The scale of the problem

Missed calls are the most expensive problem most small businesses don't measure. The caller doesn't leave a voicemail. They don't call back. They call the next business on the list. You never know it happened.

60 – 80%
of callers who reach voicemail won't leave a message
And most of those callers won't try again. They've already moved on to your competitor by the time you check your phone.

Think about what that means in practice. If your business gets 15 enquiry calls a week and you miss just 20% of them, that's 3 missed calls a week. At a conservative job value of £150, that's £450 a week, £1,800 a month, £23,000 a year walking out the door. And that's before you account for the higher-value jobs that inevitably slip through.

The problem gets worse as you grow. More calls come in when you're busier, which is exactly when you're least able to answer them. The busier you are, the more you miss. The more you miss, the more revenue you lose. It's a cycle that punishes success.

Why traditional solutions don't work

The usual answers all have problems.

Voicemail doesn't work because people don't use it. The data is clear: the majority of callers hang up rather than leave a message.

Hiring a receptionist solves the problem during office hours but costs £18,000 to £25,000 a year, and it doesn't cover evenings, weekends, or bank holidays when a significant portion of enquiry calls come in.

Answering services (human call centres) can work but are expensive per call, often lack context about your business, and the handover process means leads can still go cold before you respond.

Asking customers to book online helps for some enquiries, but many customers, particularly in trades and local services, want to speak to someone before committing. Forcing them to a website loses a portion of callers who would otherwise have booked.

How AI call handling works

AI call handling is different from all of these. An intelligent voice agent answers calls on behalf of your business. It doesn't just record a message. It has a conversation.

01

The phone rings. If you can't answer (you're on a job, in a meeting, it's 9pm on a Tuesday), the call forwards to your AI agent instead of going to voicemail.

02

The agent answers. It greets the caller by your business name, in a natural conversational voice. It asks what they need, listens to their response, and asks relevant follow-up questions.

03

It captures the details. Name, contact number, what they need, when they need it, any specifics. All logged automatically in your system.

04

It books the appointment. If you have availability, the agent books the caller directly into your calendar. No back and forth. No phone tag.

05

Confirmations go out. The caller gets a text or email confirming their booking. You get a notification with the full details. The lead is captured, the job is booked, and neither of you had to do anything manually.

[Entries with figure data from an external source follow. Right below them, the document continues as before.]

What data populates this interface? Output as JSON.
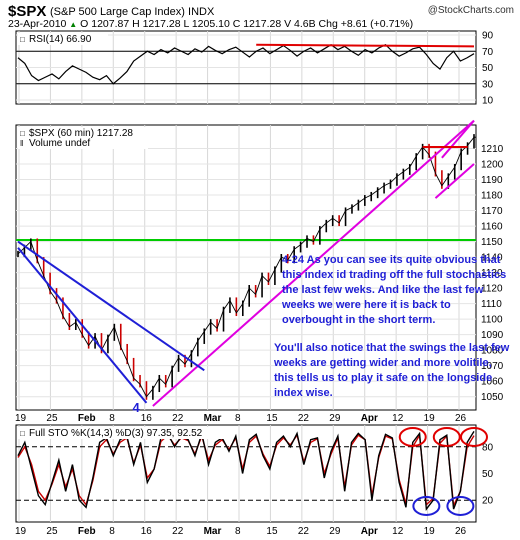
{
  "header": {
    "symbol": "$SPX",
    "name": "(S&P 500 Large Cap Index)",
    "exchange": "INDX",
    "watermark": "@StockCharts.com",
    "date": "23-Apr-2010",
    "quote_line": "O 1207.87  H 1217.28  L 1205.10  C 1217.28  V 4.6B  Chg +8.61 (+0.71%)",
    "quote_glyph": "▲"
  },
  "colors": {
    "price": "#000000",
    "price_highlight": "#cc0000",
    "rsi_line": "#000000",
    "pink_trendline": "#e000e0",
    "blue_channel": "#1f1fd6",
    "green_level": "#00cc00",
    "red_marks": "#e00000",
    "sto_k": "#000000",
    "sto_d": "#cc0000",
    "annotation_text": "#1f1fd6"
  },
  "chart_data": [
    {
      "type": "line",
      "panel": "rsi",
      "title": "RSI(14) 66.90",
      "y_ticks": [
        10,
        30,
        50,
        70,
        90
      ],
      "ylim": [
        10,
        90
      ],
      "reference_lines": [
        30,
        70
      ],
      "series": [
        {
          "values": [
            62,
            55,
            40,
            34,
            38,
            42,
            36,
            45,
            52,
            48,
            44,
            38,
            35,
            40,
            30,
            37,
            45,
            58,
            64,
            70,
            66,
            72,
            68,
            74,
            70,
            66,
            73,
            69,
            76,
            71,
            67,
            72,
            75,
            69,
            63,
            70,
            74,
            67,
            72,
            77,
            71,
            64,
            70,
            74,
            68,
            73,
            78,
            72,
            76,
            70,
            65,
            72,
            68,
            74,
            78,
            70,
            64,
            68,
            73,
            75,
            66,
            55,
            48,
            62,
            70,
            58,
            62,
            67
          ]
        }
      ],
      "annotation": {
        "type": "red_horizontal_line",
        "from_index": 35,
        "to_index": 67,
        "value_start": 78,
        "value_end": 76
      }
    },
    {
      "type": "line",
      "panel": "price",
      "title": "$SPX (60 min) 1217.28",
      "subtitle": "Volume undef",
      "y_ticks": [
        1050,
        1060,
        1070,
        1080,
        1090,
        1100,
        1110,
        1120,
        1130,
        1140,
        1150,
        1160,
        1170,
        1180,
        1190,
        1200,
        1210
      ],
      "ylim": [
        1044,
        1220
      ],
      "x_ticks": [
        "19",
        "25",
        "Feb",
        "8",
        "16",
        "22",
        "Mar",
        "8",
        "15",
        "22",
        "29",
        "Apr",
        "12",
        "19",
        "26"
      ],
      "series": [
        {
          "values": [
            1142,
            1146,
            1150,
            1138,
            1128,
            1118,
            1112,
            1102,
            1095,
            1098,
            1090,
            1083,
            1089,
            1080,
            1088,
            1095,
            1082,
            1073,
            1062,
            1058,
            1050,
            1055,
            1062,
            1058,
            1068,
            1075,
            1071,
            1078,
            1086,
            1092,
            1098,
            1094,
            1106,
            1112,
            1104,
            1110,
            1120,
            1116,
            1128,
            1124,
            1132,
            1140,
            1138,
            1145,
            1148,
            1152,
            1150,
            1158,
            1162,
            1165,
            1162,
            1170,
            1172,
            1175,
            1178,
            1180,
            1183,
            1186,
            1188,
            1192,
            1195,
            1198,
            1205,
            1211,
            1206,
            1194,
            1186,
            1192,
            1198,
            1208,
            1212,
            1217.28
          ]
        }
      ],
      "levels": [
        {
          "name": "support_resistance",
          "value": 1151
        }
      ],
      "trendlines": [
        {
          "name": "pink_uptrend",
          "from": {
            "index": 21,
            "value": 1044
          },
          "to": {
            "index": 71,
            "value": 1228
          }
        },
        {
          "name": "pink_channel_top",
          "from": {
            "index": 66,
            "value": 1204
          },
          "to": {
            "index": 71,
            "value": 1228
          }
        },
        {
          "name": "pink_channel_bottom",
          "from": {
            "index": 65,
            "value": 1178
          },
          "to": {
            "index": 71,
            "value": 1200
          }
        },
        {
          "name": "blue_channel_upper",
          "from": {
            "index": 0,
            "value": 1150
          },
          "to": {
            "index": 29,
            "value": 1067
          }
        },
        {
          "name": "blue_channel_lower",
          "from": {
            "index": 0,
            "value": 1146
          },
          "to": {
            "index": 20,
            "value": 1046
          }
        },
        {
          "name": "red_top",
          "from": {
            "index": 63,
            "value": 1211
          },
          "to": {
            "index": 70,
            "value": 1211
          }
        }
      ],
      "wave_label": "4",
      "annotations": [
        "4-24 As you can see its quite obvious that this index id trading off the full stochastics the last few weks. And like the last few weeks we were here it is back to overbought in the short term.",
        "You'll also notice that the swings the last few weeks are getting wider and more volitile, this tells us to play it safe on the longside index wise."
      ]
    },
    {
      "type": "line",
      "panel": "full_stochastics",
      "title": "Full STO %K(14,3) %D(3) 97.35, 92.52",
      "y_ticks": [
        20,
        50,
        80
      ],
      "ylim": [
        0,
        100
      ],
      "reference_lines": [
        20,
        80
      ],
      "x_ticks": [
        "19",
        "25",
        "Feb",
        "8",
        "16",
        "22",
        "Mar",
        "8",
        "15",
        "22",
        "29",
        "Apr",
        "12",
        "19",
        "26"
      ],
      "series": [
        {
          "name": "%K",
          "values": [
            70,
            85,
            55,
            25,
            15,
            40,
            65,
            30,
            60,
            20,
            12,
            45,
            85,
            90,
            70,
            88,
            92,
            60,
            85,
            40,
            55,
            90,
            95,
            80,
            92,
            88,
            70,
            95,
            60,
            85,
            90,
            75,
            92,
            50,
            88,
            94,
            70,
            55,
            85,
            92,
            80,
            95,
            60,
            88,
            90,
            45,
            75,
            92,
            30,
            85,
            95,
            88,
            20,
            70,
            94,
            90,
            40,
            12,
            85,
            95,
            10,
            20,
            88,
            93,
            10,
            30,
            85,
            97.35
          ]
        },
        {
          "name": "%D",
          "values": [
            68,
            80,
            60,
            30,
            20,
            38,
            60,
            35,
            55,
            25,
            15,
            42,
            80,
            88,
            72,
            85,
            90,
            62,
            82,
            45,
            55,
            86,
            93,
            82,
            90,
            87,
            72,
            92,
            65,
            82,
            88,
            77,
            90,
            55,
            85,
            92,
            72,
            58,
            82,
            90,
            82,
            93,
            63,
            85,
            89,
            50,
            72,
            90,
            35,
            82,
            93,
            88,
            25,
            68,
            92,
            89,
            43,
            16,
            80,
            93,
            15,
            22,
            84,
            92,
            14,
            30,
            80,
            92.52
          ]
        }
      ],
      "highlight_circles": [
        {
          "color": "red",
          "level": "overbought",
          "near_index": 58
        },
        {
          "color": "red",
          "level": "overbought",
          "near_index": 63
        },
        {
          "color": "red",
          "level": "overbought",
          "near_index": 67
        },
        {
          "color": "blue",
          "level": "oversold",
          "near_index": 60
        },
        {
          "color": "blue",
          "level": "oversold",
          "near_index": 65
        }
      ]
    }
  ]
}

The entire process takes less than two minutes. The caller gets a professional, responsive experience. You get a booked job. And it happens whether you're available or not, 24 hours a day, 365 days a year.

Does it actually sound real?

This is the question everyone asks, and it's a fair one. The short answer is yes. Modern AI voice agents sound natural and conversational. They handle questions, adapt their responses, and manage the flow of a conversation in a way that most callers don't distinguish from a human receptionist.

They're not reading from a rigid script. They understand context. If a caller asks "Do you cover the Chelmsford area?", the agent answers. If they ask "How much would a bathroom refit cost?", it explains that pricing depends on the specific job and offers to book a visit. It handles the conversation the way a good receptionist would.

What it costs and what it saves

AI call handling typically sits in the Light deployment band. Here's what the numbers look like.

The cost of doing nothing vs. the cost of fixing it
Missed calls per week (conservative) 3
Average job value £150
Monthly lost revenue £1,800
Annual lost revenue £23,400
Deployment fee (one-off) From £995
Monthly retainer From £175
Deployment payback period 4 – 8 weeks

You keep roughly two thirds of the value the system creates. The monthly retainer is always proportionate to what you're actually saving, so the maths works before you commit to anything. And there's a six-month review built into every agreement: if the numbers don't stack up in practice, the fee is adjusted.

The £150 job value used above is deliberately conservative. If your average job is worth £300, £500, or £1,000+, the annual lost revenue figure scales accordingly. For a business with £500 average jobs missing 3 calls a week, that's £78,000 a year. A £995 deployment fee pays for itself in the first week.

It's usually the starting point, not the whole picture

Most businesses that start with AI call handling find it's the natural entry point to broader automation. Once the calls are being answered and leads are being captured, the next question is: what happens after the call?

Automated follow-ups make sure no quote goes unchased. System integration means the caller's details flow into your CRM and job management system without manual entry. Review requests go out automatically after completed jobs. Each step builds on the last.

But you don't have to do it all at once. Start with the calls. Prove the value. Expand from there. That's how the partnership works.